The New York Jets are 0-2 in the 2012 NFL Preseason thus far, and quarterback Mark Sanchez is a combined 13/17 for 80 yards, 0 TD and 1 INT in those two games. At the same time, the Jets’ backup QB and fan favorite Tim Tebow is a combined 9/22 for 96 yards, 0 TD and 1 INT. Needless to say, this is not a good sign for the Jets. But it’s not time to panic yet, because it’s just the preseason, after all, and besides, it’s all Wayne Hunter’s fault.
When it comes to Tebow’s actual on-field performances, though, nobody seems to care. Well, Boomer Esiason does, but that’s about it. After all, today’s hottest news about Tebow is that he was the only Jets QB to throw a football 25 yards into a trash can after 11 or so attempts (bonus pic at KSK), and South Carolina approved the Tebow Law, which allows home-schooled teenagers to play high school football.
And then there’s the New York Times, which is “reporting” that with preseason under way, the Big Apple’s biggest virgin will finally face his ultimate temptation.
Welcome to New York, Tim Tebow. Now that the Jets have broken training camp and Tebow, a famous chaste Christian, becomes a full-time New Yorker, it has become a common, and mildly amusing, pastime to fret about the temptations he might face or the potential loneliness he might suffer.
Now? We were doing this months ago. Like when our friends at Rick’s Cabaret told us they were offering Tebow his (presumably) first lap dance. Somehow he fought that one off, so I’m not sure how this is suddenly news.
Thankfully, Times writer Bob Tedeschi spoke with Trinity Laurel (pic here, because we’re pervs), a 28-year old woman who moved to NYC at 21 to be a model. She was a virgin then and she remains one til this day, so she knows what Tebow is going through.
“Twenty-four is a really tough age,” Laurel said. “You’ve been out of college a couple of years.
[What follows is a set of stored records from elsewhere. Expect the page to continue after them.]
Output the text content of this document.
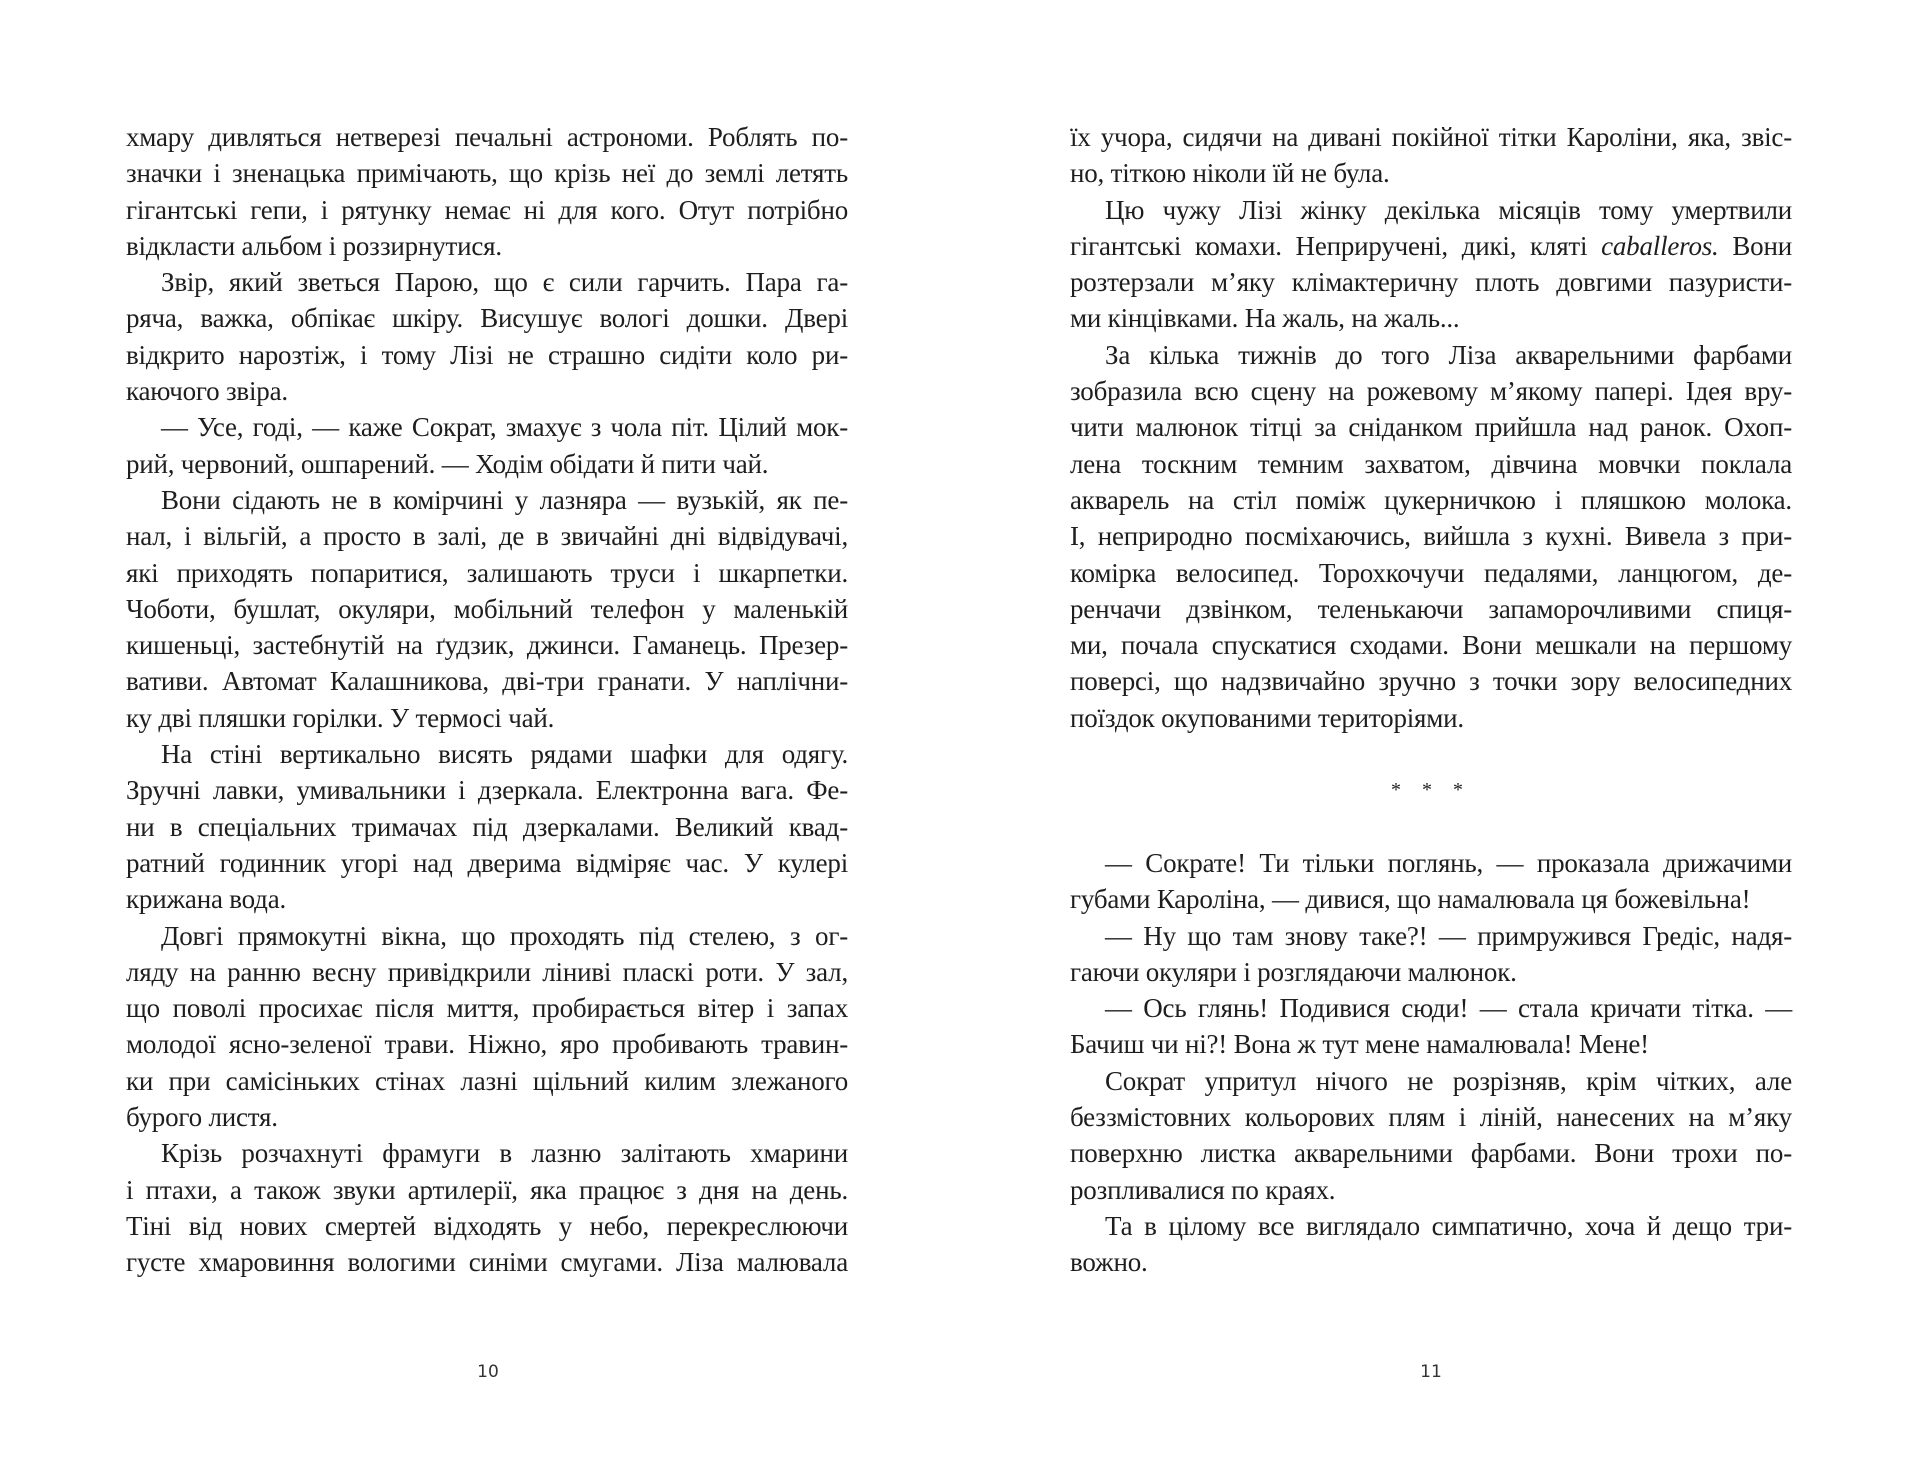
хмару дивляться нетверезі печальні астрономи. Роблять по-
значки і зненацька примічають, що крізь неї до землі летять
гігантські гепи, і рятунку немає ні для кого. Отут потрібно
відкласти альбом і роззирнутися.
Звір, який зветься Парою, що є сили гарчить. Пара га-
ряча, важка, обпікає шкіру. Висушує вологі дошки. Двері
відкрито нарозтіж, і тому Лізі не страшно сидіти коло ри-
каючого звіра.
— Усе, годі, — каже Сократ, змахує з чола піт. Цілий мок-
рий, червоний, ошпарений. — Ходім обідати й пити чай.
Вони сідають не в комірчині у лазняра — вузькій, як пе-
нал, і вільгій, а просто в залі, де в звичайні дні відвідувачі,
які приходять попаритися, залишають труси і шкарпетки.
Чоботи, бушлат, окуляри, мобільний телефон у маленькій
кишеньці, застебнутій на ґудзик, джинси. Гаманець. Презер-
вативи. Автомат Калашникова, дві-три гранати. У наплічни-
ку дві пляшки горілки. У термосі чай.
На стіні вертикально висять рядами шафки для одягу.
Зручні лавки, умивальники і дзеркала. Електронна вага. Фе-
ни в спеціальних тримачах під дзеркалами. Великий квад-
ратний годинник угорі над дверима відміряє час. У кулері
крижана вода.
Довгі прямокутні вікна, що проходять під стелею, з ог-
ляду на ранню весну привідкрили ліниві пласкі роти. У зал,
що поволі просихає після миття, пробирається вітер і запах
молодої ясно-зеленої трави. Ніжно, яро пробивають травин-
ки при самісіньких стінах лазні щільний килим злежаного
бурого листя.
Крізь розчахнуті фрамуги в лазню залітають хмарини
і птахи, а також звуки артилерії, яка працює з дня на день.
Тіні від нових смертей відходять у небо, перекреслюючи
густе хмаровиння вологими синіми смугами. Ліза малювала
їх учора, сидячи на дивані покійної тітки Кароліни, яка, звіс-
но, тіткою ніколи їй не була.
Цю чужу Лізі жінку декілька місяців тому умертвили
гігантські комахи. Неприручені, дикі, кляті caballeros. Вони
розтерзали м’яку клімактеричну плоть довгими пазуристи-
ми кінцівками. На жаль, на жаль...
За кілька тижнів до того Ліза акварельними фарбами
зобразила всю сцену на рожевому м’якому папері. Ідея вру-
чити малюнок тітці за сніданком прийшла над ранок. Охоп-
лена тоскним темним захватом, дівчина мовчки поклала
акварель на стіл поміж цукерничкою і пляшкою молока.
І, неприродно посміхаючись, вийшла з кухні. Вивела з при-
комірка велосипед. Торохкочучи педалями, ланцюгом, де-
ренчачи дзвінком, теленькаючи запаморочливими спиця-
ми, почала спускатися сходами. Вони мешкали на першому
поверсі, що надзвичайно зручно з точки зору велосипедних
поїздок окупованими територіями.
* * *
— Сократе! Ти тільки поглянь, — проказала дрижачими
губами Кароліна, — дивися, що намалювала ця божевільна!
— Ну що там знову таке?! — примружився Гредіс, надя-
гаючи окуляри і розглядаючи малюнок.
— Ось глянь! Подивися сюди! — стала кричати тітка. —
Бачиш чи ні?! Вона ж тут мене намалювала! Мене!
Сократ упритул нічого не розрізняв, крім чітких, але
беззмістовних кольорових плям і ліній, нанесених на м’яку
поверхню листка акварельними фарбами. Вони трохи по-
розпливалися по краях.
Та в цілому все виглядало симпатично, хоча й дещо три-
вожно.
10	11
You’ve had some fun.” That’s when a sense of isolation can set in, she said, and erode one’s devotion to chastity.
Tedeschi spoke with additional devout Christians in New York, but none of them offered any real challenges, as they only admitted that it gets harder to hold out as a person gets older. The bottom line is that it’s none of our business what Tebow does with his Holy Grail, and he’s an adult who will make the decision that’s best for him when he knows that it’s time.
And we’ll know which girl he’s chosen because she’ll have a giant hole in her back.